# LunarLander-v3 Project using DQN and PPO

# 1. Libraries

In [1]:
# ====== Libraries  ======
import os
import random
import numpy as np
import random

import gymnasium as gym

# Plots
import matplotlib.pyplot as plt
%matplotlib inline

# PPO 
from stable_baselines3 import PPO
from stable_baselines3.common.monitor import Monitor
from stable_baselines3.common.evaluation import evaluate_policy
from stable_baselines3.common.vec_env import DummyVecEnv, VecMonitor

import json
from stable_baselines3.common.utils import set_random_seed


from collections import deque, namedtuple
import random
import numpy as np
import torch
import torch.nn.functional as F
import torch.optim as optim
import torch.nn as nn

from IPython.display import Image, display
from itertools import product


# 2. Create LunarLander-v3 environment

In [2]:
ENV_ID = "LunarLander-v3"
OUT_DIR = "runs_lunarlander_ppo"
os.makedirs(OUT_DIR, exist_ok=True)

DEVICE = torch.device("cuda" if torch.cuda.is_available() else "cpu")
print("Device:", DEVICE)
print("Gymnasium:", gym.__version__)

Device: cpu
Gymnasium: 1.2.3


In [3]:
env = gym.make(ENV_ID)
obs, _ = env.reset(seed=42)
print("Env:", ENV_ID)
print("Obs space:", env.observation_space)
print("Action space:", env.action_space)
print("Obs shape:", obs.shape)
print("Example obs:", obs)
env.close()

Env: LunarLander-v3
Obs space: Box([ -2.5        -2.5       -10.        -10.         -6.2831855 -10.
  -0.         -0.       ], [ 2.5        2.5       10.        10.         6.2831855 10.
  1.         1.       ], (8,), float32)
Action space: Discrete(4)
Obs shape: (8,)
Example obs: [ 0.00229702  1.4181306   0.2326471   0.3204666  -0.00265488 -0.05269805
  0.          0.        ]


In [None]:
# IMPORTANT: set this equal to DQN's total env steps for a fair comparison
TOTAL_STEPS = 1_050_000   
EVAL_EPISODES = 20
FINAL_SEEDS = [42, 123, 999]

# 3. ENV FACTORY (train env, eval env, wind)

In [5]:
def make_env(seed: int, enable_wind: bool = False, wind_power: float = 15.0, turbulence_power: float = 1.5):
    def _init():
        env = gym.make(
            ENV_ID,
            continuous=False,
            enable_wind=enable_wind,
            wind_power=wind_power,
            turbulence_power=turbulence_power,
        )
        env = Monitor(env)  # logs episode return/length
        env.reset(seed=seed)
        env.action_space.seed(seed)
        return env
    return _init

def make_vec_env(seed: int, enable_wind: bool = False):
    venv = DummyVecEnv([make_env(seed, enable_wind=enable_wind)])
    venv = VecMonitor(venv)
    return venv


# 4. PPO CFG SAMPLER (Monte Carlo configs)

In [6]:

#  includes exploration/entropy via ent_coef
#  includes net architecture via policy_kwargs

def sample_ppo_cfg(rng: random.Random):
    # discrete LR choices like DQN
    lr = rng.choice([2e-4, 1e-4, 8e-5, 5e-5, 3e-5])

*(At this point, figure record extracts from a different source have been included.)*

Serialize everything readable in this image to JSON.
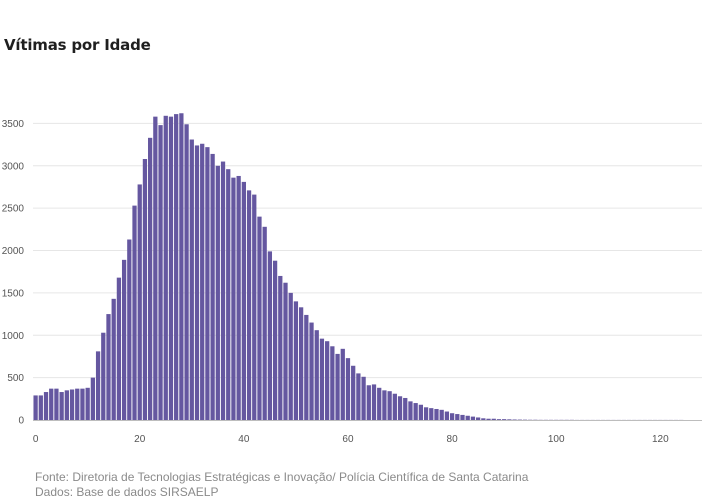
{
  "title": "Vítimas por Idade",
  "footer": {
    "source": "Fonte: Diretoria de Tecnologias Estratégicas e Inovação/ Polícia Científica de Santa Catarina",
    "data": "Dados: Base de dados SIRSAELP"
  },
  "colors": {
    "bar": "#6557a0",
    "grid": "#e6e6e6",
    "axis": "#bdbdbd"
  },
  "chart_data": {
    "type": "bar",
    "title": "Vítimas por Idade",
    "xlabel": "",
    "ylabel": "",
    "grid": true,
    "xlim": [
      -0.5,
      128
    ],
    "ylim": [
      0,
      3800
    ],
    "x_ticks": [
      0,
      20,
      40,
      60,
      80,
      100,
      120
    ],
    "y_ticks": [
      0,
      500,
      1000,
      1500,
      2000,
      2500,
      3000,
      3500
    ],
    "x": [
      0,
      1,
      2,
      3,
      4,
      5,
      6,
      7,
      8,
      9,
      10,
      11,
      12,
      13,
      14,
      15,
      16,
      17,
      18,
      19,
      20,
      21,
      22,
      23,
      24,
      25,
      26,
      27,
      28,
      29,
      30,
      31,
      32,
      33,
      34,
      35,
      36,
      37,
      38,
      39,
      40,
      41,
      42,
      43,
      44,
      45,
      46,
      47,
      48,
      49,
      50,
      51,
      52,
      53,
      54,
      55,
      56,
      57,
      58,
      59,
      60,
      61,
      62,
      63,
      64,
      65,
      66,
      67,
      68,
      69,
      70,
      71,
      72,
      73,
      74,
      75,
      76,
      77,
      78,
      79,
      80,
      81,
      82,
      83,
      84,
      85,
      86,
      87,
      88,
      89,
      90,
      91,
      92,
      93,
      94,
      95,
      96,
      97,
      98,
      99,
      100,
      101,
      102,
      103,
      104,
      105,
      106,
      107,
      108,
      109,
      110,
      111,
      112,
      113,
      114,
      115,
      116,
      117,
      118,
      119,
      120,
      121,
      122,
      123,
      124
    ],
    "values": [
      290,
      290,
      330,
      370,
      370,
      330,
      350,
      360,
      370,
      370,
      380,
      500,
      810,
      1030,
      1250,
      1430,
      1680,
      1890,
      2130,
      2530,
      2780,
      3080,
      3330,
      3580,
      3480,
      3590,
      3580,
      3610,
      3620,
      3490,
      3310,
      3240,
      3260,
      3220,
      3140,
      3000,
      3050,
      2960,
      2860,
      2880,
      2810,
      2710,
      2660,
      2400,
      2280,
      1990,
      1880,
      1700,
      1620,
      1500,
      1400,
      1330,
      1240,
      1150,
      1060,
      960,
      930,
      870,
      780,
      840,
      730,
      640,
      550,
      510,
      410,
      420,
      380,
      350,
      340,
      310,
      280,
      260,
      220,
      200,
      180,
      150,
      140,
      130,
      120,
      100,
      80,
      70,
      60,
      50,
      40,
      30,
      20,
      15,
      15,
      10,
      10,
      8,
      6,
      5,
      4,
      3,
      3,
      2,
      2,
      2,
      2,
      2,
      2,
      2,
      1,
      1,
      1,
      1,
      1,
      1,
      1,
      1,
      1,
      1,
      1,
      1,
      1,
      1,
      1,
      1,
      1,
      1,
      1,
      1,
      1
    ]
  }
}
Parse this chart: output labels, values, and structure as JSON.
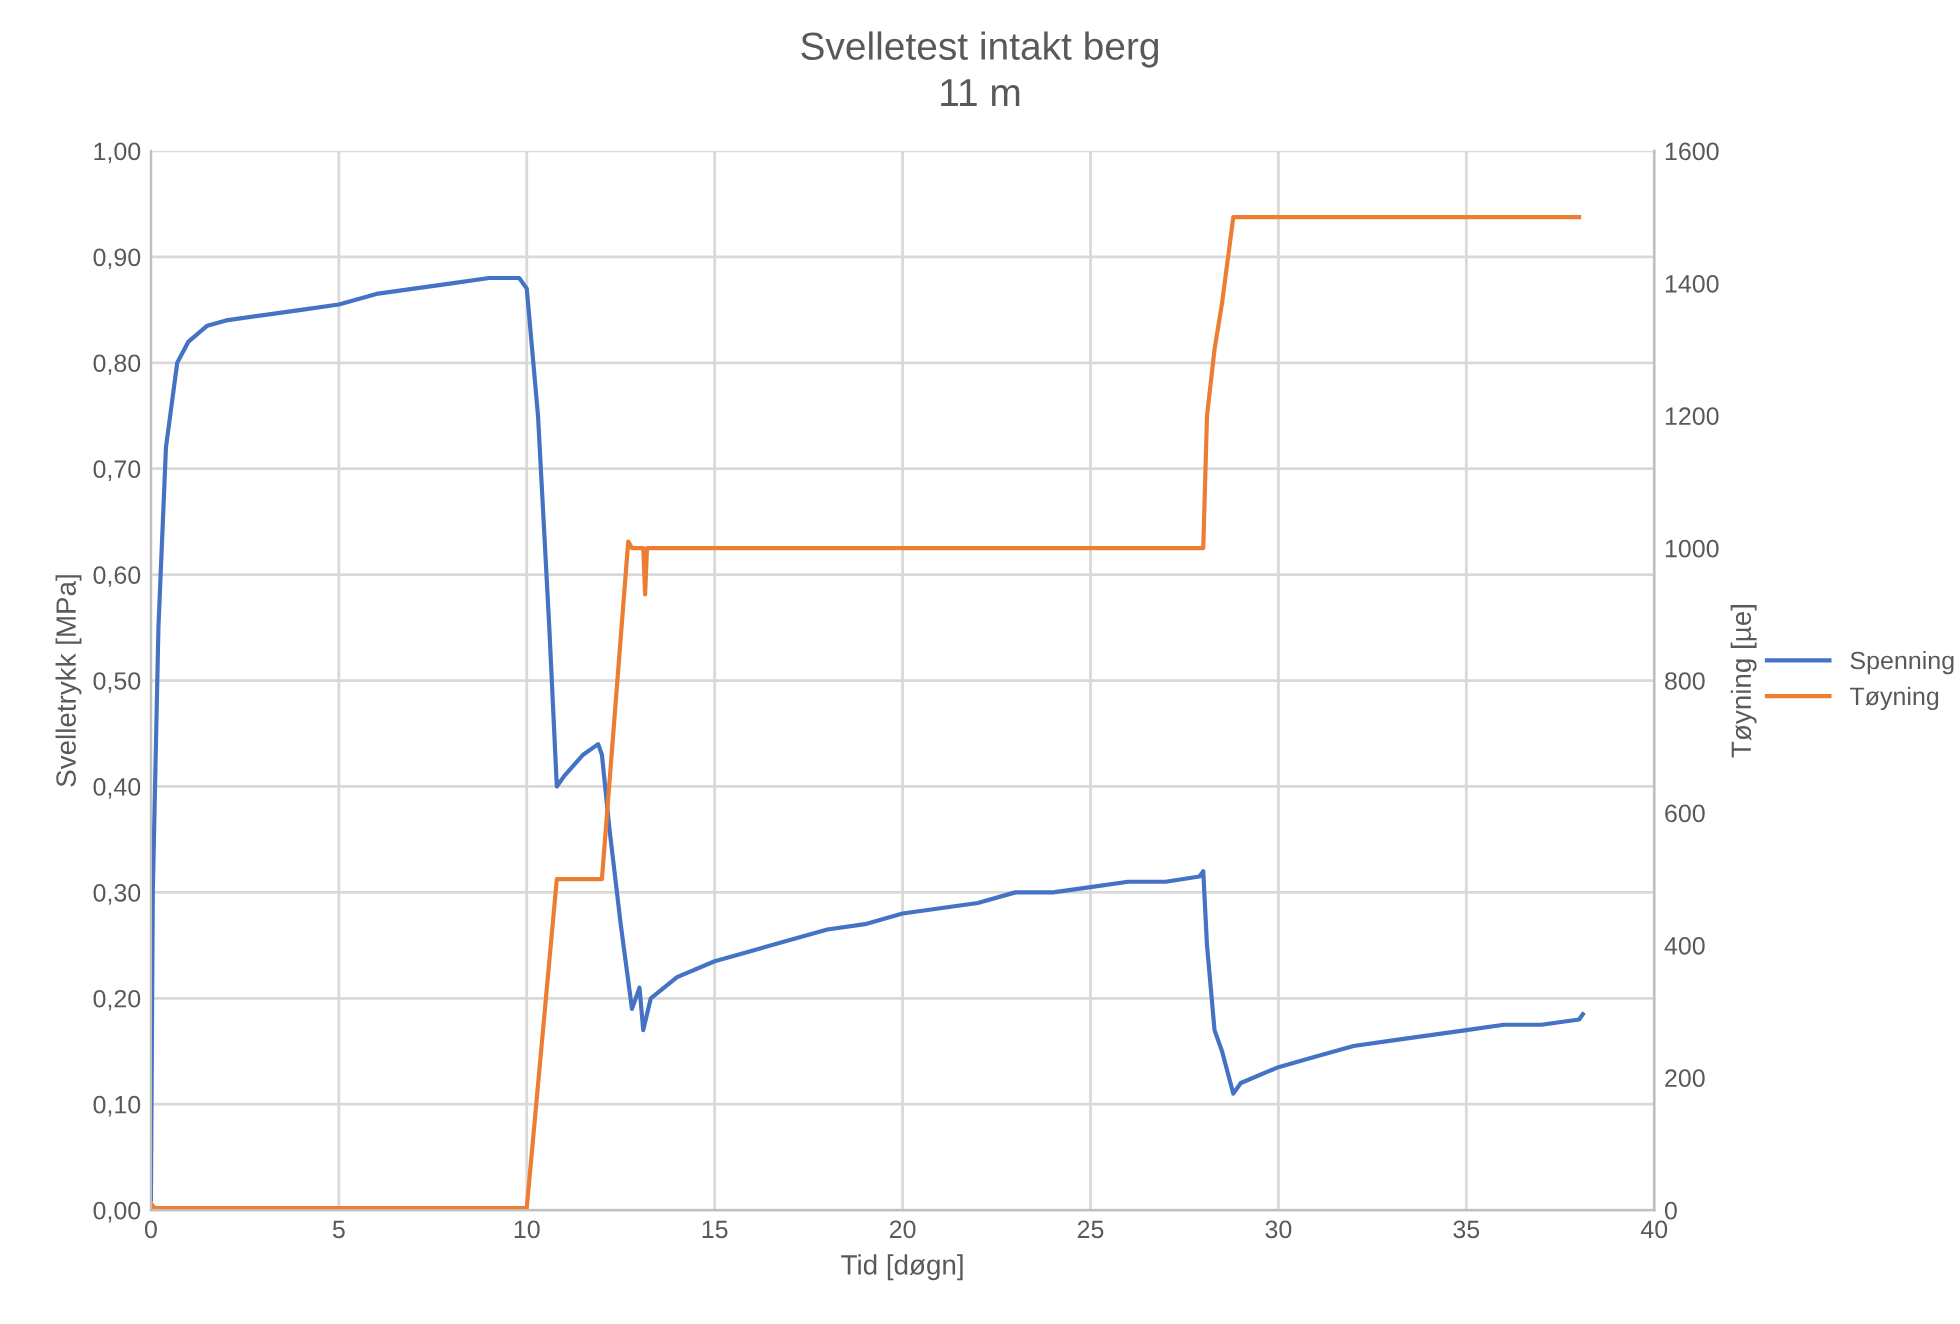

    net_arch = rng.choice([
        [256, 256],
        [128, 128],
        [256, 128],
        [64, 64],
    ])

    return {
        "learning_rate": lr,
        "gamma": rng.choice([0.97, 0.98, 0.99, 0.995]),
        "gae_lambda": rng.choice([0.90, 0.95, 0.97]),
        "n_steps": rng.choice([512, 1024, 2048]),
        "batch_size": rng.choice([64, 128, 256]),
        "n_epochs": rng.choice([5, 10, 15]),
        "clip_range": rng.choice([0.1, 0.2, 0.3]),
        "ent_coef": rng.choice([0.0, 0.001, 0.005, 0.01]),  # exploration/entropy 
        "vf_coef": rng.choice([0.3, 0.5, 0.7]),
        "max_grad_norm": rng.choice([0.5, 1.0, 2.0]),
        "policy_kwargs": dict(net_arch=net_arch),
    }


# 5. HELPERS (load monitor csv, moving avg, grad updates)

In [7]:
def moving_avg(x, w=100):
    x = np.asarray(x, dtype=float)
    if len(x) < w:
        return np.array([])
    return np.convolve(x, np.ones(w)/w, mode="valid")

def load_monitor_csv(monitor_csv_path: str):
    # SB3 Monitor CSV has commented header lines starting with '#'
    data = np.genfromtxt(monitor_csv_path, delimiter=",", names=True, dtype=None, encoding="utf-8", comments="#")
    # columns: r (reward), l (length), t (time)
    return data["r"], data["l"], data["t"]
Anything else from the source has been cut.